Sévère avec ses pairs, l'investigateur n'en fait pas moins l'examen de ses propres pratiques. "Comment convaincre quelqu'un de vous faire confiance quand il a beaucoup à perdre ?", réfléchit l'enquêteur en approchant l'une des "épicières" de Tarnac. Il explore cette zone grise où, pour séduire de futures sources, bonnes manières et mauvaise conscience s'emmêlent. Dufresne ne cherche pas à masquer ses sympathies. Mais il interroge les pactes implicites, parfois un peu coupables, qu'il passe avec les uns ou les autres, flics compris. 

Ces derniers lui ont raconté une bonne blague qui circule dans leurs couloirs : "Le terrorisme, il y a plus de gens qui en vivent que de gens qui en meurent." Vingt fonctionnaires et dix voitures suivaient le seul "individu" Coupat lors de la nuit du "sabotage". Pas étonnant si le dossier judiciaire compte aujourd'hui trente-deux tomes - et l'instruction n'est pas close.

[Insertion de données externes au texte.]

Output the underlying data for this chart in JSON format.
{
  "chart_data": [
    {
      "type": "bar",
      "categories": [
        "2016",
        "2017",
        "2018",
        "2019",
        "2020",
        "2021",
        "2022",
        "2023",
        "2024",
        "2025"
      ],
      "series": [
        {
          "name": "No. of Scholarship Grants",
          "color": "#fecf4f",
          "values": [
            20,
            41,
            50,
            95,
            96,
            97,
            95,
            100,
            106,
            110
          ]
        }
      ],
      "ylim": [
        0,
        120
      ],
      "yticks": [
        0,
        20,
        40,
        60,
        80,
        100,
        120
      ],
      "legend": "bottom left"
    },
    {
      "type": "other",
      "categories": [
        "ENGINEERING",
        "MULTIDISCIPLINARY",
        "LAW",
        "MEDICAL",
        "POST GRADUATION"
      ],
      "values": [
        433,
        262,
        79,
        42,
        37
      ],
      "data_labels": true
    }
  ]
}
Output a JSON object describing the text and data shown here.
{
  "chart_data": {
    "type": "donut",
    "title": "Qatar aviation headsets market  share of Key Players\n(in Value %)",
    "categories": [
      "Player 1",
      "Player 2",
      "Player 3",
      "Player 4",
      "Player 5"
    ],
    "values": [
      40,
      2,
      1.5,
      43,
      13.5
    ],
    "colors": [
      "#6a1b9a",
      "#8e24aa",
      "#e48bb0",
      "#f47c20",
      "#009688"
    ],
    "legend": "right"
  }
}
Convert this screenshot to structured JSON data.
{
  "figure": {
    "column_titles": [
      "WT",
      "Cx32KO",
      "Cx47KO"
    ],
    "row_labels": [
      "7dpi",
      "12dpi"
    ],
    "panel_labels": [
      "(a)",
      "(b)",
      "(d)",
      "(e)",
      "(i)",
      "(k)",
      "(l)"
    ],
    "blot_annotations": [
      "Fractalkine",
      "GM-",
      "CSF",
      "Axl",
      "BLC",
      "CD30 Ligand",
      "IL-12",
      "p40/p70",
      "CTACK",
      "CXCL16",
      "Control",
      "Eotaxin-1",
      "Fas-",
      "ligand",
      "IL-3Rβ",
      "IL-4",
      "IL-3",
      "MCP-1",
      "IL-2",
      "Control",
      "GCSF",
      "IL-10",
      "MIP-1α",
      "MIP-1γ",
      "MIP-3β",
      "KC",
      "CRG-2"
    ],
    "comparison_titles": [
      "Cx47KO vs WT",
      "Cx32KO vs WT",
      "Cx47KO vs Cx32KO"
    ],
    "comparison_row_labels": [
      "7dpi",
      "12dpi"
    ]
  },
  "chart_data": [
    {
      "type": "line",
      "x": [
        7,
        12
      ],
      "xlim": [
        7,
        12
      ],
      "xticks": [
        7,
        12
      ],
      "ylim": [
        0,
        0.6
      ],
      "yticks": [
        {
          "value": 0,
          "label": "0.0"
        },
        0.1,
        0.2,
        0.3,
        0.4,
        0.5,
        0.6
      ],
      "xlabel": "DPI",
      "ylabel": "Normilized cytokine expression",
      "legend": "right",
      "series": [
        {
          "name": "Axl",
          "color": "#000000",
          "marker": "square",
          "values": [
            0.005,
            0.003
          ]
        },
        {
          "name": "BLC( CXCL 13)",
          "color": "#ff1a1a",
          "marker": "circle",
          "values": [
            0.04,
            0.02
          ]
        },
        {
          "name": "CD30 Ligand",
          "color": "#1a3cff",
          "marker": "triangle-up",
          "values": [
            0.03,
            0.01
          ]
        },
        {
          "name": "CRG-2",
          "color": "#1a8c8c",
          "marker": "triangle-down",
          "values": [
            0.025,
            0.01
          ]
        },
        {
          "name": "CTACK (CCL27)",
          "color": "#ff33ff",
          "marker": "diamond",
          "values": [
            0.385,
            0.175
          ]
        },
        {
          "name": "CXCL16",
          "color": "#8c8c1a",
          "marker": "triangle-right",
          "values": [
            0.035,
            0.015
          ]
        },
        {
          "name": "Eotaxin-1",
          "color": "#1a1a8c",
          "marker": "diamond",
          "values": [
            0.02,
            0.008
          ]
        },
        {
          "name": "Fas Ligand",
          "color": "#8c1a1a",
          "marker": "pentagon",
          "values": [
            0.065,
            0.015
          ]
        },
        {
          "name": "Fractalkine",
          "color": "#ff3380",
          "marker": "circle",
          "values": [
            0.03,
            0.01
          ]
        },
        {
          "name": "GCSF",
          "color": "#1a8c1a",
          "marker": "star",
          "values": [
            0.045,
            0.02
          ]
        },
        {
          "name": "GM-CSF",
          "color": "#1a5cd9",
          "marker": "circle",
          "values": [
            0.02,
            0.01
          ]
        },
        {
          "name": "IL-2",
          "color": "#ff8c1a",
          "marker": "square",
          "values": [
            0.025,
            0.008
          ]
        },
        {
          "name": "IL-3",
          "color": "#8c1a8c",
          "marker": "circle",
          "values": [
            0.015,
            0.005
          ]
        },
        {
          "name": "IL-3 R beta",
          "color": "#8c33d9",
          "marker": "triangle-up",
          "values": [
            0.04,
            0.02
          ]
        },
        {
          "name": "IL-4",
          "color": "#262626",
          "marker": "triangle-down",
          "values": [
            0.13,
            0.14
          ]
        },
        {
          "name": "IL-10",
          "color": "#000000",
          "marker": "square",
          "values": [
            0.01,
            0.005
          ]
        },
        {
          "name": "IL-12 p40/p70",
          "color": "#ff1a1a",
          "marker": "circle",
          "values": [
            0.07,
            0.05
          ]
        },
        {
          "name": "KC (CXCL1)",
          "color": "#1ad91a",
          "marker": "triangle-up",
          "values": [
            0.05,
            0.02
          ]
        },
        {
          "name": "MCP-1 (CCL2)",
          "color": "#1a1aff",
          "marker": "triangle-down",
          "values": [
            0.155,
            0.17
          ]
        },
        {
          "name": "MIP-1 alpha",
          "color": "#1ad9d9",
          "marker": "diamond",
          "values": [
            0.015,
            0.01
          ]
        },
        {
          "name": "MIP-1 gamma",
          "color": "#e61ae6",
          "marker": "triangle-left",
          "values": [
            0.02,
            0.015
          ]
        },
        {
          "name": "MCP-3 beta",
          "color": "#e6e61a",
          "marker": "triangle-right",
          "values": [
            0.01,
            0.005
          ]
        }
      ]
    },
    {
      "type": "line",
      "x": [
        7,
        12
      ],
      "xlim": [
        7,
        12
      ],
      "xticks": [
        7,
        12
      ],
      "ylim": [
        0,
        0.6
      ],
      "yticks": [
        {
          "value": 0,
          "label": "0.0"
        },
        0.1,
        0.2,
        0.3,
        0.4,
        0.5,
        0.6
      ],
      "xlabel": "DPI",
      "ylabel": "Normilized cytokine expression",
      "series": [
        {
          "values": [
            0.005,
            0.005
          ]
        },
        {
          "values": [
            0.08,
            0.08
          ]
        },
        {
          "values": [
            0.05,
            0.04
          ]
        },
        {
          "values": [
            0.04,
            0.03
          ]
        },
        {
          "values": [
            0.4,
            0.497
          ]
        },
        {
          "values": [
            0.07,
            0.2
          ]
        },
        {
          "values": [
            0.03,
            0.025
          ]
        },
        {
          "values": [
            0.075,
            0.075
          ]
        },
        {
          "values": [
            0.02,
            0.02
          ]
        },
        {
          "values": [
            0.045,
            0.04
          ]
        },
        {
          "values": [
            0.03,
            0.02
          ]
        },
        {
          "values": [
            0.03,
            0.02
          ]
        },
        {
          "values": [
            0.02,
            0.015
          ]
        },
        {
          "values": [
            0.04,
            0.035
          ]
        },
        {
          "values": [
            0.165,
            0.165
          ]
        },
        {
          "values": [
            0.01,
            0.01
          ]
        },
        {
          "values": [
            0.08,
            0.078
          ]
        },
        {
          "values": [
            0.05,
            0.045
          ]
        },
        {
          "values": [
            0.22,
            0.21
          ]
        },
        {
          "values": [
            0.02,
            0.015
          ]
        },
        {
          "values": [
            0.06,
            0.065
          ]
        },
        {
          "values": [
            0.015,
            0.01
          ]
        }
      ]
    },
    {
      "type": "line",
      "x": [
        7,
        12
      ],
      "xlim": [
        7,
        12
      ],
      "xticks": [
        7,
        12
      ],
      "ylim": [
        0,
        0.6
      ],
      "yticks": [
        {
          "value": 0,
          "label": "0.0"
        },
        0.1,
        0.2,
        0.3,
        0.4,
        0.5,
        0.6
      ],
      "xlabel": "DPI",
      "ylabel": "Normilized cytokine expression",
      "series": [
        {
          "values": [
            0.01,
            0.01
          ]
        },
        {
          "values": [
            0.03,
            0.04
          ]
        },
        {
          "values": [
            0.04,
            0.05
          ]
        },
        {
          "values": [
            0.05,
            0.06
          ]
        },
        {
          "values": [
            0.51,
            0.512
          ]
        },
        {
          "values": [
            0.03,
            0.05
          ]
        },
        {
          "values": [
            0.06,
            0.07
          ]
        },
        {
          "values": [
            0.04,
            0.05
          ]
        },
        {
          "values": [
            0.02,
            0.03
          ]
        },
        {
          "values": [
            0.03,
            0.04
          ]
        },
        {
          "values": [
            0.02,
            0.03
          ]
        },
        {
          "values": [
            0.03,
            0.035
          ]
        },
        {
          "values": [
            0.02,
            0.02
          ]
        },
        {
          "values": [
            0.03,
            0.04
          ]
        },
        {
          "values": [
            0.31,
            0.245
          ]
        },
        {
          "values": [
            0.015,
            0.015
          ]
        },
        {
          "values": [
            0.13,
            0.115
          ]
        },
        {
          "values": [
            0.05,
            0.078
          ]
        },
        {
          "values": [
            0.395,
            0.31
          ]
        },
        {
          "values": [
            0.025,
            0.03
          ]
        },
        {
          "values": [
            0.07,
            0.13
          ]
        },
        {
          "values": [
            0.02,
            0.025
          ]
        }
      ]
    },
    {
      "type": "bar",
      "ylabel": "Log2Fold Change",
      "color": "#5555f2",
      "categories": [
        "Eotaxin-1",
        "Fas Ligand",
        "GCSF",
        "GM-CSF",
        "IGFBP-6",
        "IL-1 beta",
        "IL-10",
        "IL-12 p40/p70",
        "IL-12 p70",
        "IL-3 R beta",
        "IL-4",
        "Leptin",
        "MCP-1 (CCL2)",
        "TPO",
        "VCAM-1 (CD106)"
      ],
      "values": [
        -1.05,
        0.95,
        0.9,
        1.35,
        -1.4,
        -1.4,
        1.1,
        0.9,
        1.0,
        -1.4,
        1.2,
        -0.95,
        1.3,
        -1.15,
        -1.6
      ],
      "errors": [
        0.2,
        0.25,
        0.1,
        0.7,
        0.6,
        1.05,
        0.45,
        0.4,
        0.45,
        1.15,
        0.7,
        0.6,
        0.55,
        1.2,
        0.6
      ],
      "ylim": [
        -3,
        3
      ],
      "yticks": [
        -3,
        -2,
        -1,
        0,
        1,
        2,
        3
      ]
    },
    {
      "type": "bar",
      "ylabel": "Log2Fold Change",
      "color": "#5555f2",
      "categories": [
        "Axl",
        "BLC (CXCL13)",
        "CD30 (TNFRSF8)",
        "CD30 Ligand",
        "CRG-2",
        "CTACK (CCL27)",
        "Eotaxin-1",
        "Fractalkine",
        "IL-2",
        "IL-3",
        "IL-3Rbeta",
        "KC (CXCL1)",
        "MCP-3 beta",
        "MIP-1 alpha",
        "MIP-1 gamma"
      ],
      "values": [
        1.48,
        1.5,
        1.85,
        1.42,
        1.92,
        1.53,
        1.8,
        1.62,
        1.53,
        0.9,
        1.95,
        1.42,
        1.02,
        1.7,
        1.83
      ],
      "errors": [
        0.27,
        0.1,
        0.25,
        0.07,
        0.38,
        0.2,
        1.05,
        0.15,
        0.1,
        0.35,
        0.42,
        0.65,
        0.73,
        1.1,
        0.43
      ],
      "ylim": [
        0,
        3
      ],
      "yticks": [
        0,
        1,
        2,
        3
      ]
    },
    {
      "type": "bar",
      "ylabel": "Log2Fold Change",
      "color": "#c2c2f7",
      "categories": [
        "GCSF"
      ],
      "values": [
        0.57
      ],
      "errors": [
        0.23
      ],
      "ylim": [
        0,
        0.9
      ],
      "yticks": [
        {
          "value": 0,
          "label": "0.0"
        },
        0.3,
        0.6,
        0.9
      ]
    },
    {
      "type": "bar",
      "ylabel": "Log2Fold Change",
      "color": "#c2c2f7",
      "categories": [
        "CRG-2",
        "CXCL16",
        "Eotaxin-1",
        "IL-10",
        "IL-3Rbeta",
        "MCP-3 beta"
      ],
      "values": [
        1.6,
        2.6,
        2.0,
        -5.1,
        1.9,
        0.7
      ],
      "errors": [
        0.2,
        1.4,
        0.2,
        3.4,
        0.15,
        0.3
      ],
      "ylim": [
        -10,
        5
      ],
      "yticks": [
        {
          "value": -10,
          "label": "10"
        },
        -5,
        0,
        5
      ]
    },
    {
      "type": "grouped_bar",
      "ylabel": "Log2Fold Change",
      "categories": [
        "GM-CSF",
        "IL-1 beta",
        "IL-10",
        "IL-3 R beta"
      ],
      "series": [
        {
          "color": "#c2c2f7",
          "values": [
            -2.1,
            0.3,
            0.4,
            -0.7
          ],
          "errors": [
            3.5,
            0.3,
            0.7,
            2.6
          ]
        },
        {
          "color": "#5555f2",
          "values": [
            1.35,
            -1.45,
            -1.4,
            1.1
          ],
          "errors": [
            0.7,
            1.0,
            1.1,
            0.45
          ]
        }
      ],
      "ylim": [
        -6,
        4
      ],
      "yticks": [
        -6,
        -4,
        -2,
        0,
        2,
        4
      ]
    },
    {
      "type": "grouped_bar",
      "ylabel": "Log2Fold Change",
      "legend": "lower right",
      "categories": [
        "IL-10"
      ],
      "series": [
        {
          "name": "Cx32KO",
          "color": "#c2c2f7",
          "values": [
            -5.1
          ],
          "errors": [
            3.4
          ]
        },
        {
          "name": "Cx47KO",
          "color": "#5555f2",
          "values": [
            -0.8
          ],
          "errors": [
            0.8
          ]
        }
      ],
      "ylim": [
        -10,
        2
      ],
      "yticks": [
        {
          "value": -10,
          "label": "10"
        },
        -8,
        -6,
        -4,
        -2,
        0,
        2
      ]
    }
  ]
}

S'y côtoient inventaires de scellés, retranscriptions de chats en italien, réquisitions auprès d'opérateurs téléphoniques, photos, listings informatiques, croquis, demandes d'actes en tout genre, dont Dufresne, qui en a eu copie, fait aussi la matière de son livre. 

Dangereuse lorsqu'elle est expérimentée par les enquêteurs, la pratique du fragment fait oeuvre, ici, grâce à cette esthétique du collage. Cote D 1106, sous-cote D 145... L'auteur dévoile une poétique du PV, avec ses participes présents, ses fautes d'orthographe, son "nous" qui cache les "je", ses adverbes hors d'usage ("pédestrement")... Quand tant de fait-diversiers, dans la presse, parlent, dans un mimétisme inconscient, d'"individus quittant leur domicile pour leur véhicule", lui leur donne chair avec ses mots et sa belle écriture. Comme Houellebecq raconte l'inanité du monde postmoderne à travers les notices et autres catalogues de VPC, Dufresne exploite la phraséologie de ces milliers d'interrogatoires secs et cliniques pour dire la part d'absurde qui vient parfois s'engouffrer dans un fait divers.